É uma co-produção Irlanda-Reino Unido de 2020, dirigida pela inglesa Phyllida Lloyd, realizadora de poucos títulos, apenas oito, de 1997 para cá – os mais conhecidos deles são o musical Mamma Mia! (2008) e A Dama de Ferro (2011), a biografia da primeira-ministra britânica Margaret Thatcher. Por coincidência, ou não, os dois com Meryl Streep e elenco estreladíssimo.
Depois de um musical alegre, vibrante, e uma biografia de uma das mais importantes líderes políticas das últimas décadas, Phyllida Lloyd dedicou-se a este drama familiar e social sem grandes estrelas no elenco – mas com atuações esplendorosas, magníficas, de todos os atores. Em especial da atriz que faz a protagonista da história, Sandra, uma jovem e amorosa mãe de duas filhas pequenas que, depois de ser longa e brutalmente espancada pelo marido, rompe enfim o casamento.
Chama-se Clare Dunne a atriz que nos brinda como uma interpretação memorável, tocante, emocionante. Nasceu em Dublin, não se sabe em que ano – no filme, lançado, repito, em 2020, ela parecia ter uns 35, talvez 38, no máximo 40 anos. Graduou-se no País de Gales, no Royal Welsh College of Music & Drama, trabalhou no teatro, na TV e no cinema – sua filmografia tinha, no início de 2024, um total de 15 títulos, apenas três deles filmes de longa-metragem.
Clare Dunne não apenas presenteia o espectador com a atuação brilhante como essa moça Sandra, levando-o a sofrer com ela, a torcer por ela. Ela criou Sandra; é dela essa história ao mesmo tempo terrível e com uma luz de esperança de uma mulher que come o pão que o diabo amassou, e depois encontra, através da solidariedade de um grupo de pessoas, a possibilidade de uma vida melhor, para em seguida se deparar com nova, terrível tragédia.
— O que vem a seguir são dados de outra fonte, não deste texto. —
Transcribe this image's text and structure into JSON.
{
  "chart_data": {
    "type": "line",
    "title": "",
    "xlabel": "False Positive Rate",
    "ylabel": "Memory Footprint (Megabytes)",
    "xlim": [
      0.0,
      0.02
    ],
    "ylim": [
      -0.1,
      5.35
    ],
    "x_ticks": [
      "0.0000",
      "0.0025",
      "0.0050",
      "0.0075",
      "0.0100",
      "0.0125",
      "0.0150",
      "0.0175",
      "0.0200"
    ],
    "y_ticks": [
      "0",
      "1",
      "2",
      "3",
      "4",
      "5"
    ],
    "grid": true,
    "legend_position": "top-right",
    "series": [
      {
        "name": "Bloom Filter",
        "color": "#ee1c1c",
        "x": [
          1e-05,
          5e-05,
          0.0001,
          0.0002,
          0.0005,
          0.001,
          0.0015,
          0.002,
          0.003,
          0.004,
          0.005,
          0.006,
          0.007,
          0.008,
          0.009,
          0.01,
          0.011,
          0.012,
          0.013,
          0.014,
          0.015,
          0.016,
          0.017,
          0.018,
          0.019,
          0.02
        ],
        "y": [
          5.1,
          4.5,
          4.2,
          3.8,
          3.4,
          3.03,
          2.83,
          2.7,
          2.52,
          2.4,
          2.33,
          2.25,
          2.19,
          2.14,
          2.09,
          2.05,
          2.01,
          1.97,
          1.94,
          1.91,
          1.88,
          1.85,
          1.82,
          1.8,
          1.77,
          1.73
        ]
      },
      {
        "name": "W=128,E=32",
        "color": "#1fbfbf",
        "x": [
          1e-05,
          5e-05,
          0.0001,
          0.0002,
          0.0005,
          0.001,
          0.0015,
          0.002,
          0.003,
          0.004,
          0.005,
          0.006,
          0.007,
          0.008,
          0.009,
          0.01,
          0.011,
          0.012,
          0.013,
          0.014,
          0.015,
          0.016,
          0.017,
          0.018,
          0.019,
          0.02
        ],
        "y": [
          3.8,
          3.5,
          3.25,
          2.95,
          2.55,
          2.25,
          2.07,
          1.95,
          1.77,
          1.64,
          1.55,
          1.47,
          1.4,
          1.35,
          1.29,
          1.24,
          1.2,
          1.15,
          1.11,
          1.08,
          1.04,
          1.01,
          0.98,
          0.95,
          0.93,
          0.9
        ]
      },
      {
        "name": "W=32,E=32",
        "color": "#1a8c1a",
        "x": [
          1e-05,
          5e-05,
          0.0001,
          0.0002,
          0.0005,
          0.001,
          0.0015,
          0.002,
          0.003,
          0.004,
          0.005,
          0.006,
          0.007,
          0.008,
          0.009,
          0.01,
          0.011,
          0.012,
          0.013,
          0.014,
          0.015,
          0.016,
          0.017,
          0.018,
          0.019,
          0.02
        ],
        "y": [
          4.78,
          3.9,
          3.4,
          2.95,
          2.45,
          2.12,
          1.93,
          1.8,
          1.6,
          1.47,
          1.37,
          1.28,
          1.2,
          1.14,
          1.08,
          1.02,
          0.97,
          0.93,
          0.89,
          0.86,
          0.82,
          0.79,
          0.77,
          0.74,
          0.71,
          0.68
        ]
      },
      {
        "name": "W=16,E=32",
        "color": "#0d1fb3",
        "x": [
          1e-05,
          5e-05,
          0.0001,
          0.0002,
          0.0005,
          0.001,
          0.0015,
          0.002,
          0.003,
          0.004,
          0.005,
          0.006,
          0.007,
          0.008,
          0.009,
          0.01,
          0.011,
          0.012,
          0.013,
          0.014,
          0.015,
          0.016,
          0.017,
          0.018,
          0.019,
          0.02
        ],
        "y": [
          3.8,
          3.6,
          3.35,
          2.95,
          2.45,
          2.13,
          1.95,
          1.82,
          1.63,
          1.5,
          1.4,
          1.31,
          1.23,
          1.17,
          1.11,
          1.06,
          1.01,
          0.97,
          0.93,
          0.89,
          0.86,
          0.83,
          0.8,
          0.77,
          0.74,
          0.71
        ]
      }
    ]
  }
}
Clare Dunne criou a história – e escreveu o roteiro do filme, trabalhado depois também por Malcolm Campbell .
É algo muito impressionante. Clare Dunne é absolutamente admirável. E o filme que ela escreveu e Phyllida Lloyd dirigiu é uma maravilhosa surpresa. Uma linda, admirável gema.
Logo no início, o marido espanca brutalmente a mulher
A brutal, violentíssima, criminosa agressão do marido Gary (o papel de Ian Lloyd Anderson) vem logo no início da narrativa, quando estamos com apenas 3 dos 97 minutos de duração.
Não há propriamente créditos iniciais. Vemos os nomes das empresas produtoras – e lá estão, além da BBC Films, o que já é garantia de bons serviços prestados, os importantes nomes institucionais da República da Irlanda e do Reino Unido, Fís Éireann/Screen Ireland e British Film Institute – e o da realizadora Phyllida Lloyd. E, na primeira sequência, a jovem mãe Sandra está brincando com as duas filhinhas, Emma e Molly (os papéis de Ruby Rose O’Hara e Molly McCann).
As duas meninas lindas brincam de maquiar o rosto da mãe – e aí entra na história criada por Clare Dunne uma característica específica dela. A atriz tem uma marca de nascença sob o olho esquerdo. Uma das crianças pergunta mais uma vez o que é aquilo, e Sandra-Clare Dunne diz: – “Eu já contei, amor. Eu nasci com ela. (…) Deus disse: ‘Caso eu precise encontrar você, é melhor deixar uma marquinha, porque…””
E aí as três falam juntas a frase que a mãe claramente já havia dito muitas vezes: – “Porque há muitas Sandras em Dublin!”
Daí a pouquinho estão cantando e dançando, felizes, as três, na cozinha de sua casa – e aí chega o marido.
As meninas o saúdam alegres – mas ele diz para elas saírem, porque precisa conversar com a mãe delas.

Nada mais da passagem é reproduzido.